Und  auch der Mensch kann durch sein Verhalten stören, insbesondere wenn er Zigarettenraucher ist. Das Landgericht Hamburg hat in seinem Urteil vom 15.06.2012, Az. 311 S 92/10 entschieden, dass dann, wenn auf dem Balkon eines Mehrfamilienhauses von früh bis spät permanent geraucht wird, den Mietern in der darüberliegenden Wohnung eine Mietminderung von fünf Prozent zusteht. Das Landgericht sieht eine erheblich geminderte Gebrauchstauglichkeit der Wohnung. In dem zitierten Fall verfängt sich der Zigarettenrauch vom Balkon darunter in den Dachgauben und dringt dann bei geöffneten Fenstern in die obere Wohnung ein. Deren Mieter konnten den Rauch dann nicht einmal durch längeres Lüften wieder entfernen, weil sie jederzeit damit rechnen mussten, dass neuer Rauch von unten herauf steigen würde.

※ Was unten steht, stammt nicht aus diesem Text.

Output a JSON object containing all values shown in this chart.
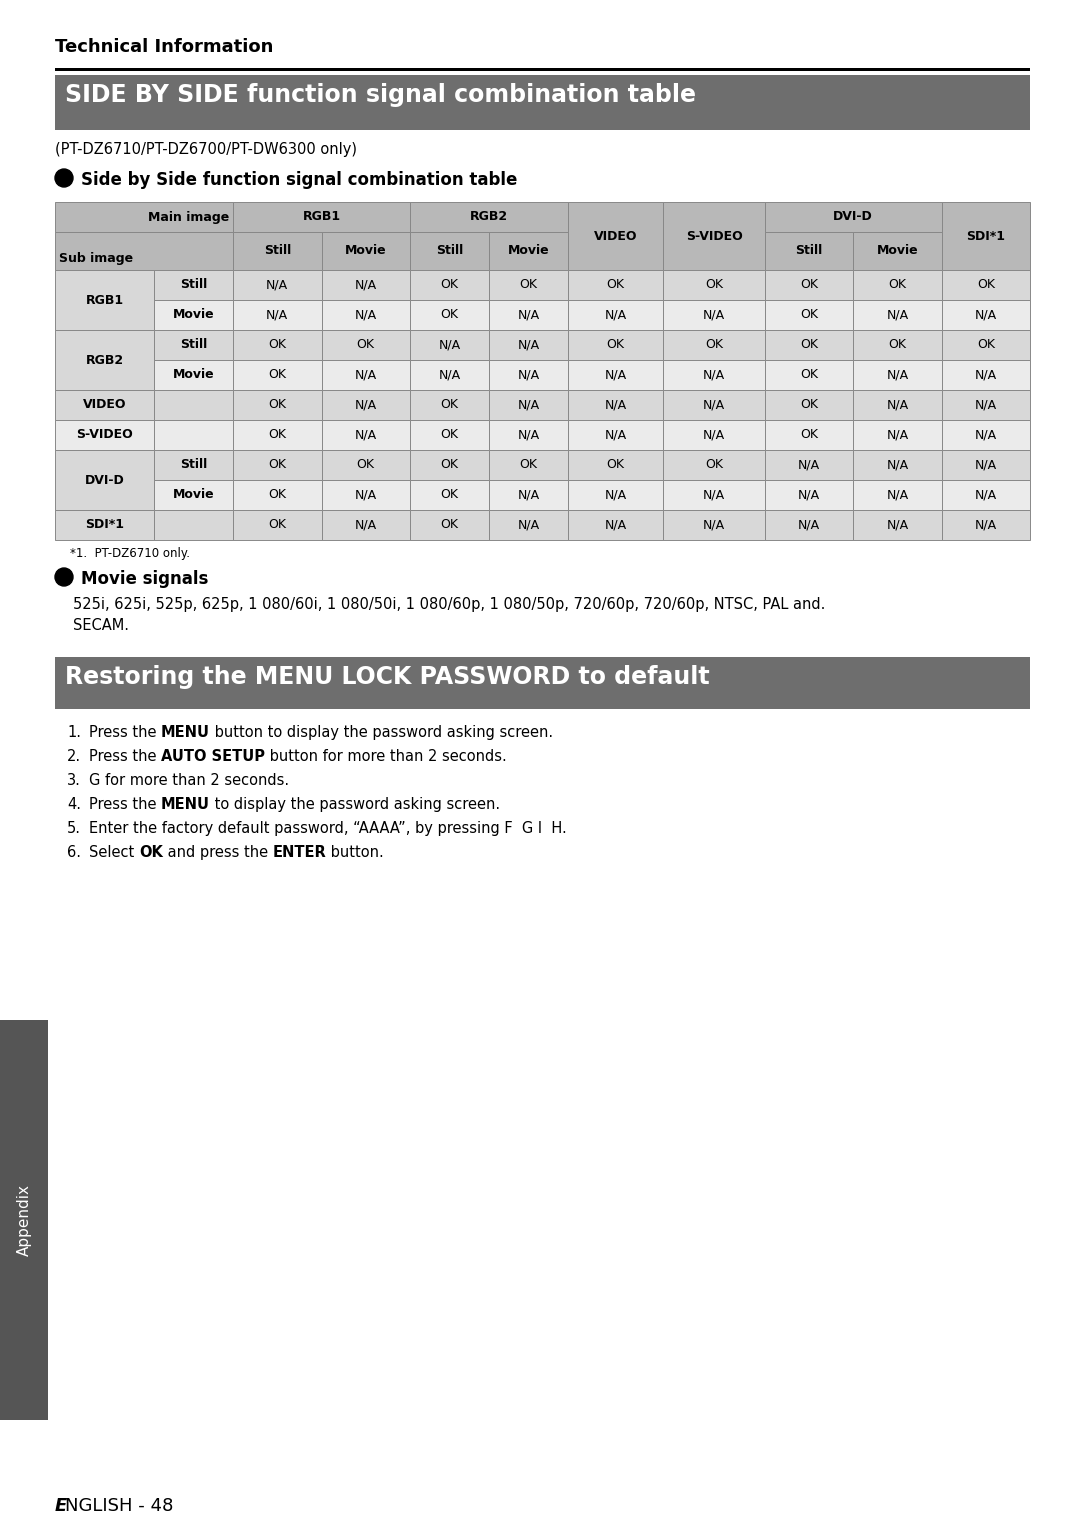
{
  "page_bg": "#ffffff",
  "section_header_bg": "#6e6e6e",
  "section_header_text_color": "#ffffff",
  "section_header1": "SIDE BY SIDE function signal combination table",
  "section_header2": "Restoring the MENU LOCK PASSWORD to default",
  "subtitle": "(PT-DZ6710/PT-DZ6700/PT-DW6300 only)",
  "tech_info_title": "Technical Information",
  "bullet_title1": "Side by Side function signal combination table",
  "bullet_title2": "Movie signals",
  "movie_signals_text": "525i, 625i, 525p, 625p, 1 080/60i, 1 080/50i, 1 080/60p, 1 080/50p, 720/60p, 720/60p, NTSC, PAL and.\nSECAM.",
  "footnote": "*1.  PT-DZ6710 only.",
  "table_header_bg": "#b8b8b8",
  "table_row_bg_a": "#d8d8d8",
  "table_row_bg_b": "#ebebeb",
  "table_border_color": "#888888",
  "table_data": [
    [
      "RGB1",
      "Still",
      "N/A",
      "N/A",
      "OK",
      "OK",
      "OK",
      "OK",
      "OK",
      "OK",
      "OK"
    ],
    [
      "RGB1",
      "Movie",
      "N/A",
      "N/A",
      "OK",
      "N/A",
      "N/A",
      "N/A",
      "OK",
      "N/A",
      "N/A"
    ],
    [
      "RGB2",
      "Still",
      "OK",
      "OK",
      "N/A",
      "N/A",
      "OK",
      "OK",
      "OK",
      "OK",
      "OK"
    ],
    [
      "RGB2",
      "Movie",
      "OK",
      "N/A",
      "N/A",
      "N/A",
      "N/A",
      "N/A",
      "OK",
      "N/A",
      "N/A"
    ],
    [
      "VIDEO",
      "",
      "OK",
      "N/A",
      "OK",
      "N/A",
      "N/A",
      "N/A",
      "OK",
      "N/A",
      "N/A"
    ],
    [
      "S-VIDEO",
      "",
      "OK",
      "N/A",
      "OK",
      "N/A",
      "N/A",
      "N/A",
      "OK",
      "N/A",
      "N/A"
    ],
    [
      "DVI-D",
      "Still",
      "OK",
      "OK",
      "OK",
      "OK",
      "OK",
      "OK",
      "N/A",
      "N/A",
      "N/A"
    ],
    [
      "DVI-D",
      "Movie",
      "OK",
      "N/A",
      "OK",
      "N/A",
      "N/A",
      "N/A",
      "N/A",
      "N/A",
      "N/A"
    ],
    [
      "SDI*1",
      "",
      "OK",
      "N/A",
      "OK",
      "N/A",
      "N/A",
      "N/A",
      "N/A",
      "N/A",
      "N/A"
    ]
  ],
  "appendix_tab_bg": "#555555",
  "appendix_text": "Appendix",
  "footer_text_italic": "E",
  "footer_text_normal": "NGLISH - 48"
}
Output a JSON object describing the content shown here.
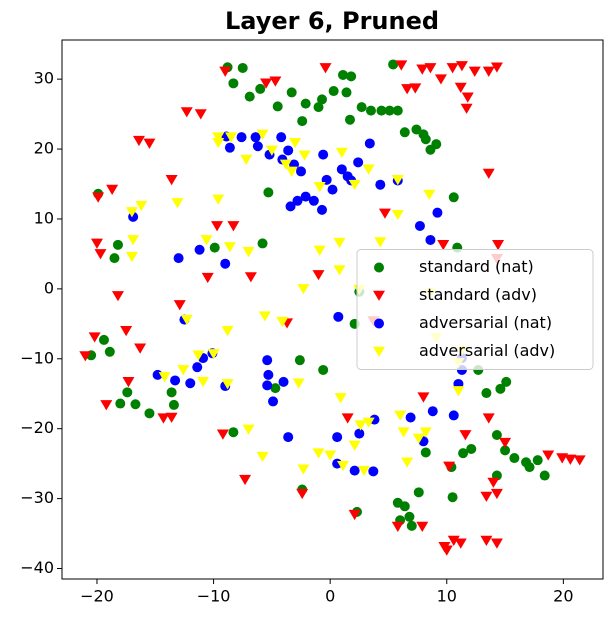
{
  "chart_data": {
    "type": "scatter",
    "title": "Layer 6, Pruned",
    "xlim": [
      -23.0,
      23.4
    ],
    "ylim": [
      -41.5,
      35.6
    ],
    "xticks": [
      {
        "value": -20,
        "label": "−20"
      },
      {
        "value": -10,
        "label": "−10"
      },
      0,
      10,
      20
    ],
    "yticks": [
      {
        "value": -40,
        "label": "−40"
      },
      {
        "value": -30,
        "label": "−30"
      },
      {
        "value": -20,
        "label": "−20"
      },
      {
        "value": -10,
        "label": "−10"
      },
      0,
      10,
      20,
      30
    ],
    "legend_loc": "center right",
    "series": [
      {
        "name": "standard (nat)",
        "color": "#008000",
        "marker": "circle",
        "x": [
          -8.8,
          -8.3,
          -6.9,
          -6.0,
          -4.5,
          -3.3,
          -2.4,
          -2.1,
          -1.0,
          -0.7,
          0.3,
          1.1,
          1.8,
          1.4,
          2.7,
          1.7,
          3.5,
          4.4,
          5.1,
          5.8,
          5.4,
          6.4,
          7.4,
          8.0,
          8.6,
          9.1,
          8.2,
          -19.9,
          -18.2,
          -18.5,
          -19.4,
          -18.9,
          -20.5,
          -17.4,
          -18.0,
          -16.7,
          -15.5,
          -13.6,
          -13.4,
          -5.3,
          -5.8,
          -9.9,
          -8.3,
          -4.7,
          -2.6,
          -0.6,
          -2.4,
          2.3,
          2.1,
          2.5,
          7.6,
          5.8,
          6.4,
          6.8,
          7.0,
          6.0,
          8.2,
          10.4,
          10.5,
          11.4,
          12.1,
          14.3,
          15.0,
          15.8,
          16.8,
          17.1,
          17.8,
          18.4,
          14.3,
          15.1,
          14.6,
          13.4,
          12.7,
          10.9,
          10.6,
          -7.5
        ],
        "y": [
          31.7,
          29.4,
          27.5,
          28.6,
          26.1,
          28.1,
          24.0,
          26.5,
          26.0,
          27.1,
          28.3,
          30.6,
          30.4,
          28.1,
          26.0,
          24.2,
          25.5,
          25.5,
          25.5,
          25.5,
          32.1,
          22.4,
          22.8,
          22.1,
          19.9,
          20.7,
          21.4,
          13.6,
          6.3,
          4.4,
          -7.3,
          -9.0,
          -9.5,
          -14.8,
          -16.4,
          -16.5,
          -17.8,
          -14.8,
          -16.6,
          13.8,
          6.5,
          5.9,
          -20.5,
          -14.2,
          -10.2,
          -11.6,
          -28.7,
          -31.9,
          -5.0,
          -0.4,
          -29.1,
          -30.6,
          -31.1,
          -32.6,
          -33.9,
          -33.1,
          -23.4,
          -25.5,
          -29.8,
          -23.5,
          -22.9,
          -20.9,
          -23.1,
          -24.2,
          -24.8,
          -25.5,
          -24.5,
          -26.7,
          -26.7,
          -13.3,
          -14.3,
          -14.9,
          -11.6,
          5.9,
          13.1,
          31.6
        ]
      },
      {
        "name": "standard (adv)",
        "color": "#ff0000",
        "marker": "triangle_down",
        "x": [
          -9.0,
          -5.5,
          -4.7,
          -0.4,
          -12.3,
          -11.1,
          -16.4,
          -15.5,
          -13.6,
          -19.9,
          -18.7,
          -20.0,
          -19.7,
          -18.2,
          -20.2,
          -21.0,
          -17.5,
          -16.3,
          -17.3,
          -19.2,
          -14.3,
          -13.6,
          -12.9,
          -10.5,
          -9.7,
          -8.3,
          -6.8,
          -3.7,
          -1.0,
          -9.2,
          -7.3,
          -2.4,
          2.1,
          4.7,
          3.7,
          6.1,
          7.9,
          8.6,
          6.6,
          7.3,
          9.5,
          10.5,
          11.2,
          11.8,
          11.7,
          12.4,
          13.6,
          14.3,
          11.3,
          14.3,
          14.4,
          13.6,
          9.7,
          13.6,
          11.6,
          15.0,
          18.7,
          19.9,
          20.6,
          21.4,
          10.2,
          14.0,
          13.4,
          14.3,
          13.4,
          14.3,
          10.6,
          11.2,
          9.8,
          10.0,
          7.9,
          5.8,
          8.0,
          1.5
        ],
        "y": [
          31.1,
          29.4,
          29.7,
          31.6,
          25.3,
          25.0,
          21.2,
          20.8,
          15.6,
          13.1,
          14.2,
          6.5,
          5.0,
          -1.0,
          -6.9,
          -9.6,
          -6.0,
          -8.5,
          -13.3,
          -16.6,
          -18.5,
          -18.4,
          -2.3,
          1.6,
          9.0,
          9.0,
          1.7,
          -4.9,
          2.0,
          -20.8,
          -27.3,
          -29.3,
          -32.3,
          10.8,
          -4.6,
          32.0,
          31.4,
          31.6,
          28.6,
          28.7,
          30.0,
          31.6,
          28.8,
          27.4,
          25.8,
          31.1,
          31.1,
          31.7,
          31.9,
          4.3,
          6.3,
          16.5,
          6.3,
          -18.5,
          -20.9,
          -22.0,
          -23.8,
          -24.2,
          -24.4,
          -24.5,
          -25.4,
          -27.7,
          -29.7,
          -29.3,
          -36.0,
          -36.4,
          -36.0,
          -36.4,
          -36.9,
          -37.4,
          -34.0,
          -34.0,
          -15.5,
          -18.5
        ]
      },
      {
        "name": "adversarial (nat)",
        "color": "#0000ff",
        "marker": "circle",
        "x": [
          -8.9,
          -8.6,
          -7.6,
          -6.4,
          -6.2,
          -5.2,
          -4.1,
          -3.6,
          -4.2,
          -3.1,
          -2.5,
          -3.4,
          -2.8,
          -2.1,
          -1.4,
          -0.7,
          -0.6,
          -0.3,
          0.2,
          1.0,
          1.5,
          1.8,
          2.4,
          3.4,
          4.3,
          5.8,
          7.7,
          8.6,
          9.2,
          -16.9,
          -13.0,
          -11.2,
          -9.0,
          -12.5,
          -14.8,
          -13.3,
          -12.0,
          -11.4,
          -10.9,
          -10.1,
          -9.0,
          -5.4,
          -5.3,
          -5.4,
          -4.9,
          -4.0,
          -3.6,
          0.6,
          0.6,
          2.1,
          3.7,
          3.8,
          2.5,
          6.9,
          8.0,
          8.8,
          11.3,
          11.3,
          11.0,
          10.6,
          0.7
        ],
        "y": [
          21.8,
          20.2,
          21.7,
          21.7,
          20.4,
          19.2,
          18.5,
          19.8,
          21.7,
          17.8,
          16.8,
          11.8,
          12.6,
          13.2,
          12.6,
          11.3,
          19.2,
          15.6,
          14.2,
          17.1,
          16.1,
          15.5,
          18.1,
          20.8,
          14.9,
          15.5,
          9.0,
          7.0,
          10.9,
          10.3,
          4.4,
          5.6,
          3.6,
          -4.4,
          -12.3,
          -13.1,
          -13.5,
          -11.2,
          -9.9,
          -9.2,
          -13.9,
          -10.2,
          -12.3,
          -13.8,
          -16.1,
          -13.3,
          -21.2,
          -21.2,
          -25.0,
          -26.0,
          -26.1,
          -18.7,
          -20.7,
          -18.4,
          -21.8,
          -17.5,
          -9.9,
          -11.6,
          -13.6,
          -18.1,
          -4.0
        ]
      },
      {
        "name": "adversarial (adv)",
        "color": "#ffff00",
        "marker": "triangle_down",
        "x": [
          -9.6,
          -9.6,
          -8.5,
          -7.2,
          -5.8,
          -5.0,
          -3.8,
          -3.0,
          -2.2,
          1.0,
          2.1,
          3.3,
          5.8,
          -3.3,
          -0.9,
          -17.0,
          -16.2,
          -16.9,
          -17.0,
          -13.1,
          -10.6,
          -9.6,
          -7.0,
          -8.6,
          -2.3,
          -0.9,
          0.8,
          0.8,
          2.5,
          4.3,
          -12.3,
          -8.8,
          -5.6,
          -4.1,
          -14.2,
          -12.6,
          -11.3,
          -10.0,
          -10.9,
          -8.8,
          -7.0,
          -5.8,
          -2.7,
          -2.3,
          -1.0,
          0.0,
          1.1,
          2.1,
          2.6,
          2.9,
          3.3,
          6.0,
          6.3,
          7.6,
          8.2,
          6.6,
          8.6,
          9.1,
          11.3,
          11.0,
          11.0,
          8.5,
          5.8,
          0.9
        ],
        "y": [
          21.7,
          20.9,
          21.7,
          18.5,
          22.1,
          19.8,
          17.8,
          20.9,
          19.1,
          19.5,
          14.9,
          17.1,
          15.6,
          16.8,
          14.6,
          11.0,
          11.9,
          7.0,
          4.6,
          12.3,
          7.0,
          12.8,
          5.3,
          6.0,
          0.0,
          5.5,
          6.6,
          2.7,
          -0.1,
          6.7,
          -4.4,
          -6.0,
          -3.9,
          -4.7,
          -12.6,
          -11.6,
          -9.5,
          -9.3,
          -13.3,
          -13.6,
          -20.1,
          -24.0,
          -13.5,
          -25.8,
          -23.5,
          -23.8,
          -25.3,
          -22.4,
          -19.5,
          -26.0,
          -19.1,
          -18.1,
          -20.5,
          -21.4,
          -20.5,
          -24.8,
          -0.6,
          -7.0,
          -8.8,
          -10.6,
          -14.6,
          13.5,
          10.6,
          -15.6
        ]
      }
    ]
  }
}
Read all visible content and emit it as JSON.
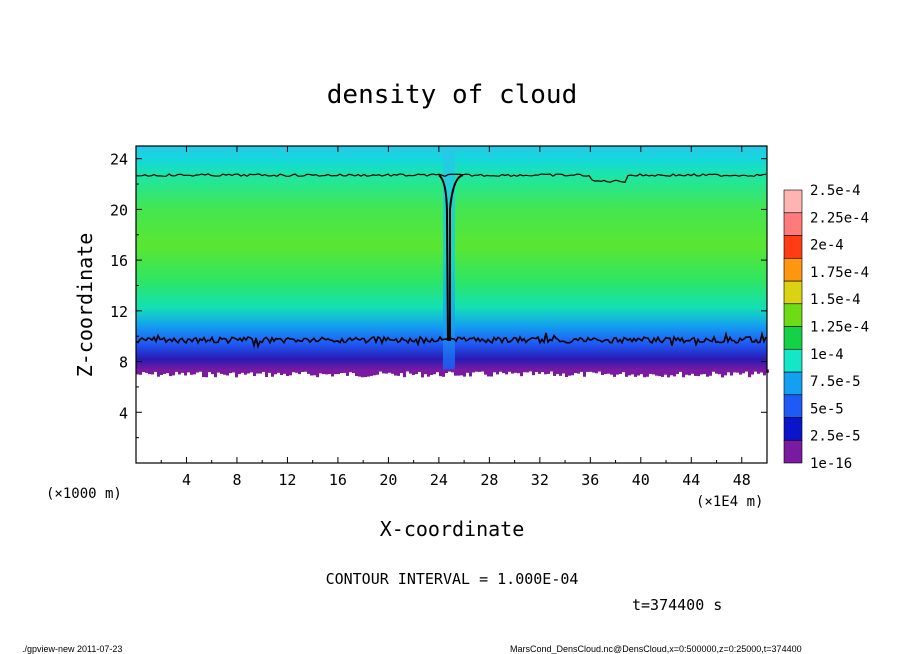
{
  "chart_data": {
    "type": "heatmap",
    "title": "density of cloud",
    "xlabel": "X-coordinate",
    "ylabel": "Z-coordinate",
    "x_unit": "(×1E4 m)",
    "y_unit": "(×1000 m)",
    "xlim": [
      0,
      50
    ],
    "ylim": [
      0,
      25
    ],
    "x_ticks": [
      4,
      8,
      12,
      16,
      20,
      24,
      28,
      32,
      36,
      40,
      44,
      48
    ],
    "y_ticks": [
      4,
      8,
      12,
      16,
      20,
      24
    ],
    "cloud_base_z": 7.3,
    "cloud_lower_contour_z": 9.7,
    "cloud_upper_contour_z": 22.7,
    "colorbar": {
      "labels": [
        "1e-16",
        "2.5e-5",
        "5e-5",
        "7.5e-5",
        "1e-4",
        "1.25e-4",
        "1.5e-4",
        "1.75e-4",
        "2e-4",
        "2.25e-4",
        "2.5e-4"
      ],
      "colors": [
        "#7a1aa0",
        "#0a14c8",
        "#1e5af5",
        "#14a0f0",
        "#14e6c8",
        "#14d246",
        "#6edc14",
        "#dcd214",
        "#ff9610",
        "#ff3c14",
        "#ff7a7a",
        "#ffb4b4"
      ]
    },
    "contour_interval": "CONTOUR INTERVAL = 1.000E-04",
    "time_label": "t=374400 s"
  },
  "footer": {
    "left": "./gpview-new  2011-07-23",
    "right": "MarsCond_DensCloud.nc@DensCloud,x=0:500000,z=0:25000,t=374400"
  }
}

Die belästigten Mieter der oberen Wohnung behielten deswegen monatlich 42, 20 Euro als Mietminderung ein. Der Hauseigentümer akzeptierte das nicht und klagte. Seine Argumentation war, dass eine solche Minderung bei rauchenden Mietern umliegender Wohnung höchstrichterlich ausgeschlossen sei. Das Rauchen auf dem Balkon gehöre zum vertragsgemäßen Gebrauch, so dass mehr als die Einnahme einer vermittelnden Position von dem Vermieter nicht verlangt werden könne. Jedoch muss beachtet werden, dass der Bundesgerichtshof nur die Frage von eigenen Schadenersatzansprüchen des Vermieters gegen den rauchenden Mieter selbst entschieden hat. (BGHZ, Urteil vom 28.06. S006-VIII ZR 124/05)

Hier geht es aber um das Verhältnis zwischen Vermieter und einem anderen Mieter. Der Vermieter sei zwar verpflichtet, das Rauchverhalten eines Mieters zu akzeptieren. Der beeinträchtigte Mieter jedoch kann das Rauchverhalten als Mangel geltend machen.

Schon bei 20 bis 24 Zigaretten pro Tag hielt das Landgericht eine Minderung von 5 % für angemessen.